Yürütme emri, Biden yönetiminin sık sık Kongre'nin de katılımıyla Çin'e zarar vermek için sarf ettiği pek çok çabadan biri. Bir yıl önce yürürlüğe giren CHIPS ve Bilim Yasası belki de en tanınmış yasama çabasıdır. Beyaz Saray, yasanın Amerika'da istihdam yaratacağını, küresel tedarik zincirlerinin güçlendirilmesini sağlayacağını ve – işte geliyor – 'Çin'e karşı koyacağını' savunuyor.
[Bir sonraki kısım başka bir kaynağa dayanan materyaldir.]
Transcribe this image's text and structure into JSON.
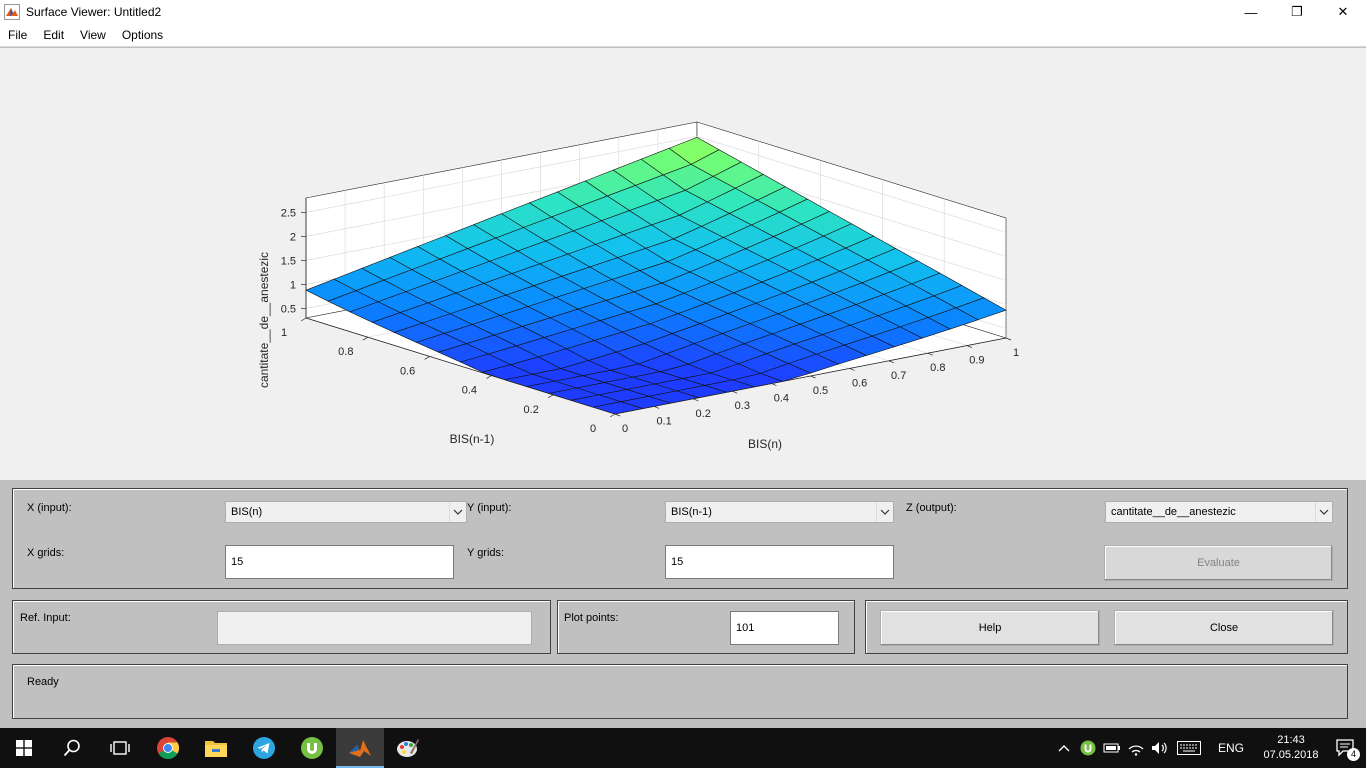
{
  "window": {
    "title": "Surface Viewer: Untitled2",
    "minimize_glyph": "—",
    "restore_glyph": "❐",
    "close_glyph": "✕"
  },
  "menu": {
    "items": [
      "File",
      "Edit",
      "View",
      "Options"
    ]
  },
  "plot": {
    "zlabel": "cantitate__de__anestezic",
    "xlabel": "BIS(n)",
    "ylabel": "BIS(n-1)",
    "z_ticks": [
      "0.5",
      "1",
      "1.5",
      "2",
      "2.5"
    ],
    "x_ticks": [
      "0",
      "0.1",
      "0.2",
      "0.3",
      "0.4",
      "0.5",
      "0.6",
      "0.7",
      "0.8",
      "0.9",
      "1"
    ],
    "y_ticks": [
      "0",
      "0.2",
      "0.4",
      "0.6",
      "0.8",
      "1"
    ],
    "colormap": [
      "#1e3cff",
      "#0a87ff",
      "#11bff0",
      "#2ee6c0",
      "#7aff6e",
      "#d7ff3c"
    ],
    "grid": 15
  },
  "controls": {
    "x_input_label": "X (input):",
    "x_input_value": "BIS(n)",
    "y_input_label": "Y (input):",
    "y_input_value": "BIS(n-1)",
    "z_output_label": "Z (output):",
    "z_output_value": "cantitate__de__anestezic",
    "x_grids_label": "X grids:",
    "x_grids_value": "15",
    "y_grids_label": "Y grids:",
    "y_grids_value": "15",
    "evaluate_label": "Evaluate",
    "ref_input_label": "Ref. Input:",
    "ref_input_value": "",
    "plot_points_label": "Plot points:",
    "plot_points_value": "101",
    "help_label": "Help",
    "close_label": "Close",
    "status": "Ready"
  },
  "taskbar": {
    "apps": [
      "windows-start",
      "search",
      "task-view",
      "chrome",
      "file-explorer",
      "telegram",
      "utorrent",
      "matlab",
      "paint"
    ],
    "language": "ENG",
    "time": "21:43",
    "date": "07.05.2018",
    "notification_count": "4"
  }
}
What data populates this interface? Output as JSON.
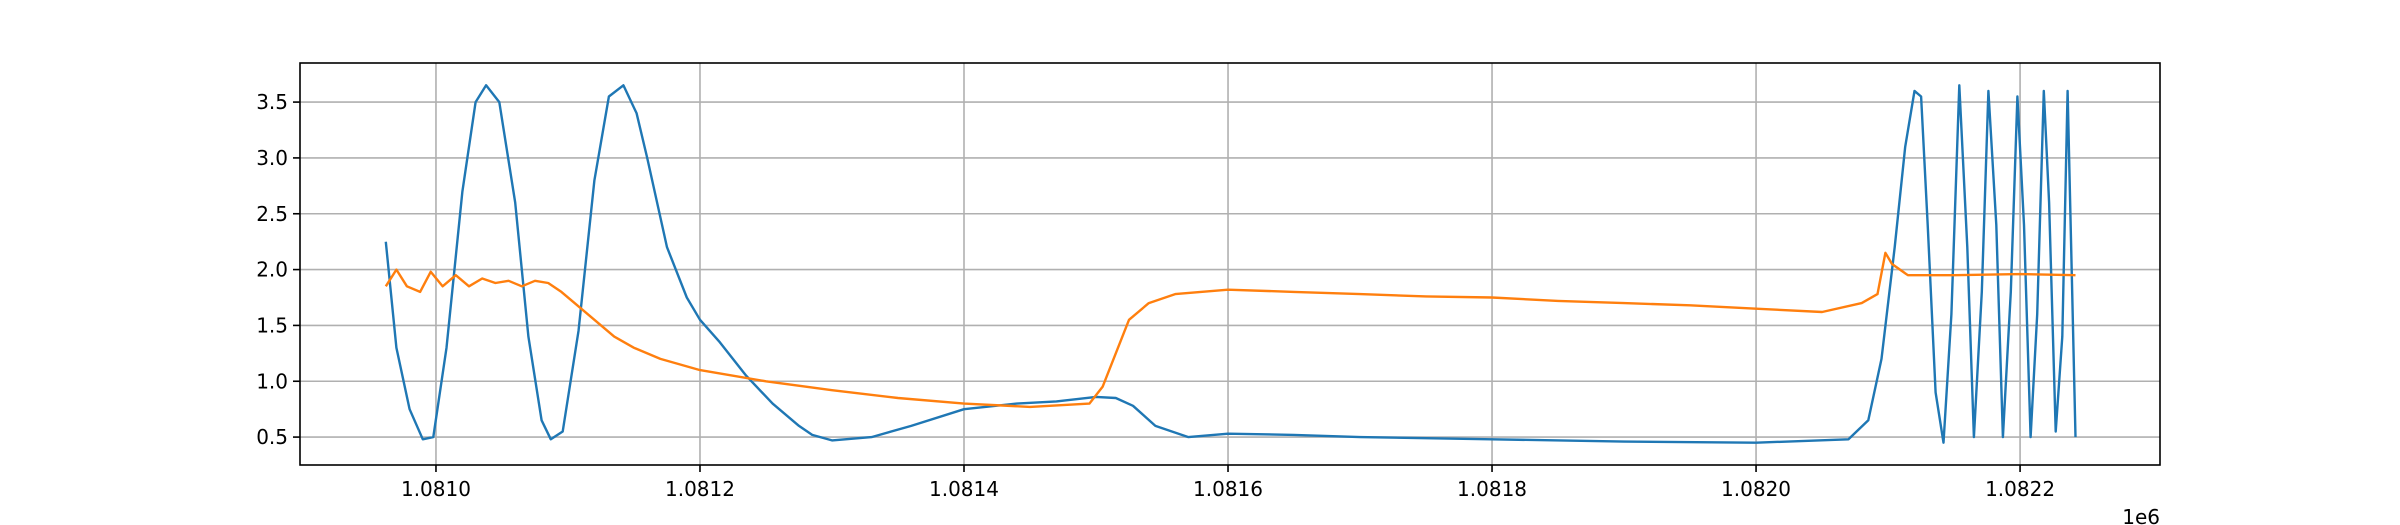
{
  "chart_data": {
    "type": "line",
    "title": "",
    "xlabel": "",
    "ylabel": "",
    "x_offset_label": "1e6",
    "xlim": [
      1080897,
      1082306
    ],
    "ylim": [
      0.25,
      3.85
    ],
    "grid": true,
    "legend": "none",
    "xticks": [
      {
        "value": 1081000,
        "label": "1.0810"
      },
      {
        "value": 1081200,
        "label": "1.0812"
      },
      {
        "value": 1081400,
        "label": "1.0814"
      },
      {
        "value": 1081600,
        "label": "1.0816"
      },
      {
        "value": 1081800,
        "label": "1.0818"
      },
      {
        "value": 1082000,
        "label": "1.0820"
      },
      {
        "value": 1082200,
        "label": "1.0822"
      }
    ],
    "yticks": [
      {
        "value": 0.5,
        "label": "0.5"
      },
      {
        "value": 1.0,
        "label": "1.0"
      },
      {
        "value": 1.5,
        "label": "1.5"
      },
      {
        "value": 2.0,
        "label": "2.0"
      },
      {
        "value": 2.5,
        "label": "2.5"
      },
      {
        "value": 3.0,
        "label": "3.0"
      },
      {
        "value": 3.5,
        "label": "3.5"
      }
    ],
    "series": [
      {
        "color": "#1f77b4",
        "x": [
          1080962,
          1080970,
          1080980,
          1080990,
          1080998,
          1081008,
          1081020,
          1081030,
          1081038,
          1081048,
          1081060,
          1081070,
          1081080,
          1081087,
          1081096,
          1081108,
          1081120,
          1081131,
          1081142,
          1081152,
          1081160,
          1081175,
          1081190,
          1081200,
          1081215,
          1081235,
          1081255,
          1081275,
          1081285,
          1081300,
          1081330,
          1081360,
          1081400,
          1081440,
          1081470,
          1081500,
          1081515,
          1081528,
          1081545,
          1081570,
          1081600,
          1081650,
          1081700,
          1081800,
          1081900,
          1082000,
          1082070,
          1082085,
          1082095,
          1082105,
          1082113,
          1082120,
          1082125,
          1082130,
          1082136,
          1082142,
          1082148,
          1082154,
          1082160,
          1082165,
          1082171,
          1082176,
          1082182,
          1082187,
          1082193,
          1082198,
          1082203,
          1082208,
          1082213,
          1082218,
          1082222,
          1082227,
          1082232,
          1082236,
          1082242
        ],
        "y": [
          2.25,
          1.3,
          0.75,
          0.48,
          0.5,
          1.3,
          2.7,
          3.5,
          3.65,
          3.5,
          2.6,
          1.4,
          0.65,
          0.48,
          0.55,
          1.45,
          2.8,
          3.55,
          3.65,
          3.4,
          3.0,
          2.2,
          1.75,
          1.55,
          1.35,
          1.05,
          0.8,
          0.6,
          0.52,
          0.47,
          0.5,
          0.6,
          0.75,
          0.8,
          0.82,
          0.86,
          0.85,
          0.78,
          0.6,
          0.5,
          0.53,
          0.52,
          0.5,
          0.48,
          0.46,
          0.45,
          0.48,
          0.65,
          1.2,
          2.2,
          3.1,
          3.6,
          3.55,
          2.4,
          0.9,
          0.45,
          1.6,
          3.65,
          2.2,
          0.5,
          1.8,
          3.6,
          2.4,
          0.5,
          1.8,
          3.55,
          2.4,
          0.5,
          1.6,
          3.6,
          2.6,
          0.55,
          1.4,
          3.6,
          0.5
        ]
      },
      {
        "color": "#ff7f0e",
        "x": [
          1080962,
          1080970,
          1080978,
          1080988,
          1080996,
          1081005,
          1081015,
          1081025,
          1081035,
          1081045,
          1081055,
          1081065,
          1081075,
          1081085,
          1081095,
          1081105,
          1081120,
          1081135,
          1081150,
          1081170,
          1081200,
          1081250,
          1081300,
          1081350,
          1081400,
          1081450,
          1081495,
          1081505,
          1081515,
          1081525,
          1081540,
          1081560,
          1081600,
          1081650,
          1081700,
          1081750,
          1081800,
          1081850,
          1081900,
          1081950,
          1082000,
          1082050,
          1082080,
          1082092,
          1082098,
          1082103,
          1082115,
          1082150,
          1082200,
          1082242
        ],
        "y": [
          1.85,
          2.0,
          1.85,
          1.8,
          1.98,
          1.85,
          1.95,
          1.85,
          1.92,
          1.88,
          1.9,
          1.85,
          1.9,
          1.88,
          1.8,
          1.7,
          1.55,
          1.4,
          1.3,
          1.2,
          1.1,
          1.0,
          0.92,
          0.85,
          0.8,
          0.77,
          0.8,
          0.95,
          1.25,
          1.55,
          1.7,
          1.78,
          1.82,
          1.8,
          1.78,
          1.76,
          1.75,
          1.72,
          1.7,
          1.68,
          1.65,
          1.62,
          1.7,
          1.78,
          2.15,
          2.05,
          1.95,
          1.95,
          1.96,
          1.95
        ]
      }
    ]
  }
}
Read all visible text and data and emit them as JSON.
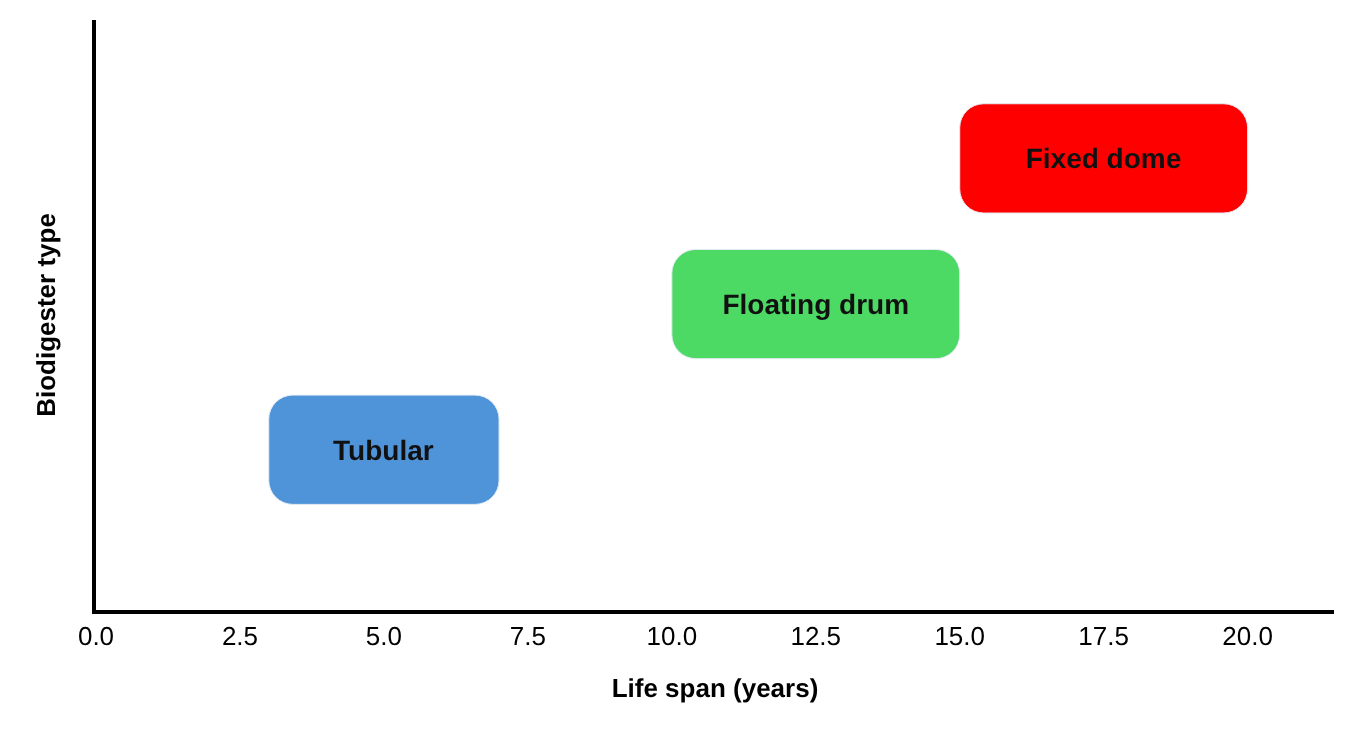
{
  "chart_data": {
    "type": "bar",
    "orientation": "horizontal",
    "xlabel": "Life span (years)",
    "ylabel": "Biodigester type",
    "categories": [
      "Fixed dome",
      "Floating drum",
      "Tubular"
    ],
    "base": [
      15,
      10,
      3
    ],
    "values": [
      5,
      5,
      4
    ],
    "colors": [
      "#ff0000",
      "#4cd964",
      "#4f94d9"
    ],
    "xlim": [
      0,
      21.5
    ],
    "xticks": [
      {
        "value": 0,
        "label": "0.0"
      },
      {
        "value": 2.5,
        "label": "2.5"
      },
      {
        "value": 5,
        "label": "5.0"
      },
      {
        "value": 7.5,
        "label": "7.5"
      },
      {
        "value": 10,
        "label": "10.0"
      },
      {
        "value": 12.5,
        "label": "12.5"
      },
      {
        "value": 15,
        "label": "15.0"
      },
      {
        "value": 17.5,
        "label": "17.5"
      },
      {
        "value": 20,
        "label": "20.0"
      }
    ],
    "tick_labels": "x"
  }
}
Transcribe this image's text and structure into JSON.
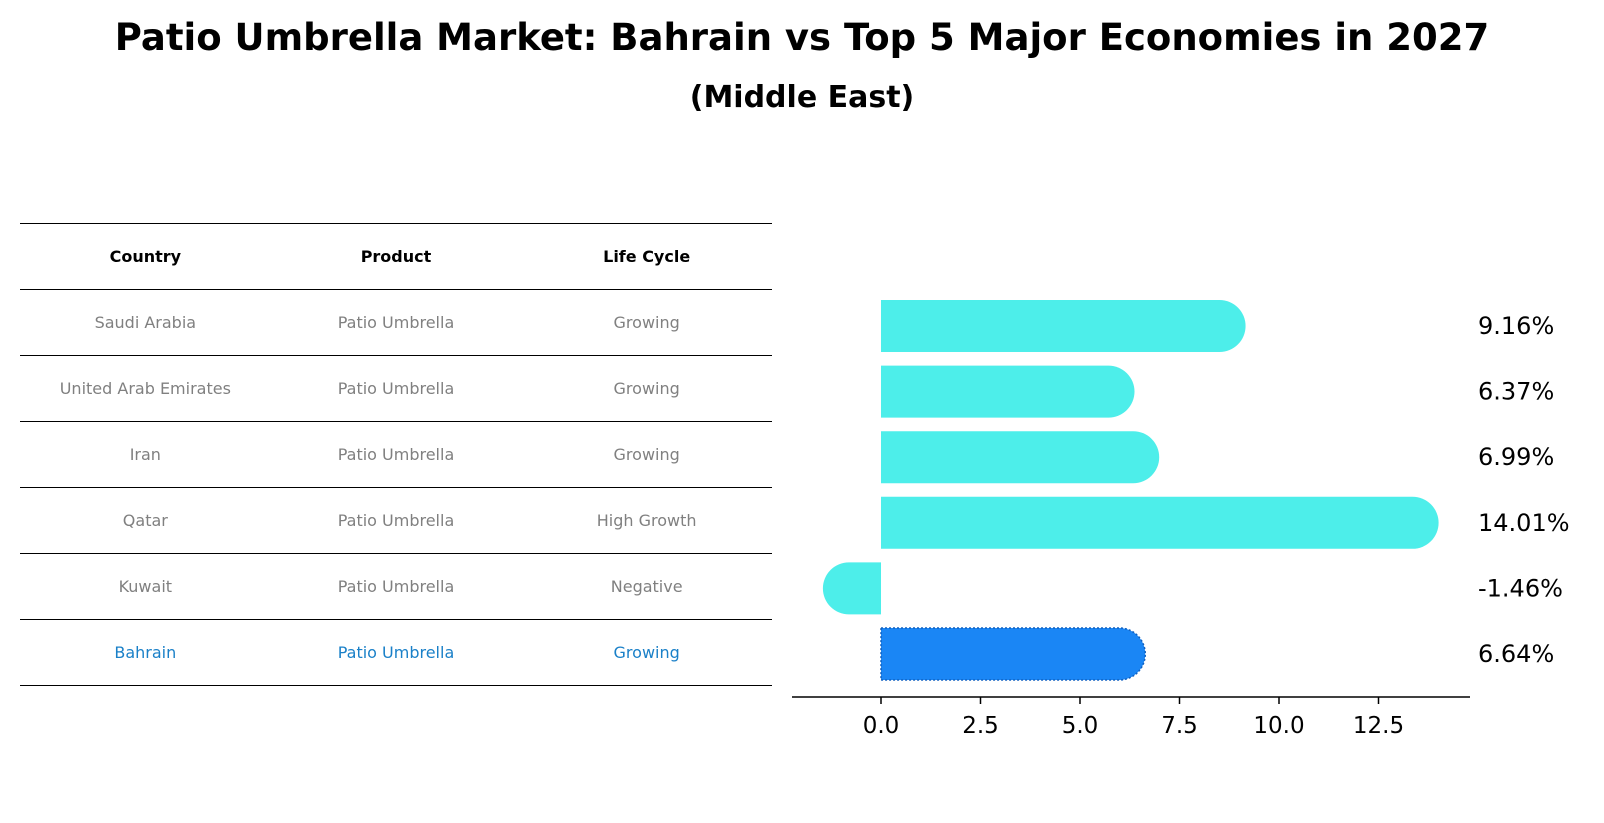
{
  "title": "Patio Umbrella Market: Bahrain vs Top 5 Major Economies in 2027",
  "subtitle": "(Middle East)",
  "table": {
    "headers": [
      "Country",
      "Product",
      "Life Cycle"
    ],
    "rows": [
      [
        "Saudi Arabia",
        "Patio Umbrella",
        "Growing"
      ],
      [
        "United Arab Emirates",
        "Patio Umbrella",
        "Growing"
      ],
      [
        "Iran",
        "Patio Umbrella",
        "Growing"
      ],
      [
        "Qatar",
        "Patio Umbrella",
        "High Growth"
      ],
      [
        "Kuwait",
        "Patio Umbrella",
        "Negative"
      ],
      [
        "Bahrain",
        "Patio Umbrella",
        "Growing"
      ]
    ]
  },
  "colors": {
    "bar": "#4deeea",
    "highlight": "#1a86f5",
    "highlight_text": "#1a80c8",
    "muted_text": "#808080"
  },
  "chart_data": {
    "type": "bar",
    "orientation": "horizontal",
    "categories": [
      "Saudi Arabia",
      "United Arab Emirates",
      "Iran",
      "Qatar",
      "Kuwait",
      "Bahrain"
    ],
    "values": [
      9.16,
      6.37,
      6.99,
      14.01,
      -1.46,
      6.64
    ],
    "labels": [
      "9.16%",
      "6.37%",
      "6.99%",
      "14.01%",
      "-1.46%",
      "6.64%"
    ],
    "highlight": "Bahrain",
    "xlim": [
      -2.25,
      14.8
    ],
    "xticks": [
      0.0,
      2.5,
      5.0,
      7.5,
      10.0,
      12.5
    ],
    "xtick_labels": [
      "0.0",
      "2.5",
      "5.0",
      "7.5",
      "10.0",
      "12.5"
    ]
  }
}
Washington Post, Başkan tarafından ortaya atılan bir iddiayı – CHIPS ve Bilim Yasası sayesinde bir milyon yapım işinin yaratılacağı – inceledi ve bunu 'sahte' olarak nitelendirdi. Medyanın Beyaz Saray'ın iddialarını mercek altına almaya devam edeceği umulabilir. Amerika'nın Çin ile ilişkileri geçtiğimiz haftalarda ilerleme kaydetmişti. Çok sayıda Amerikalı yetkilinin ziyaretleri iki ülke arasındaki anlaşmazlıkları çözmedi ama konuşmaya ihtiyaç olduğunu gösterdi. Biden'ın kararnamesi bu ivmeyi durdurabilir.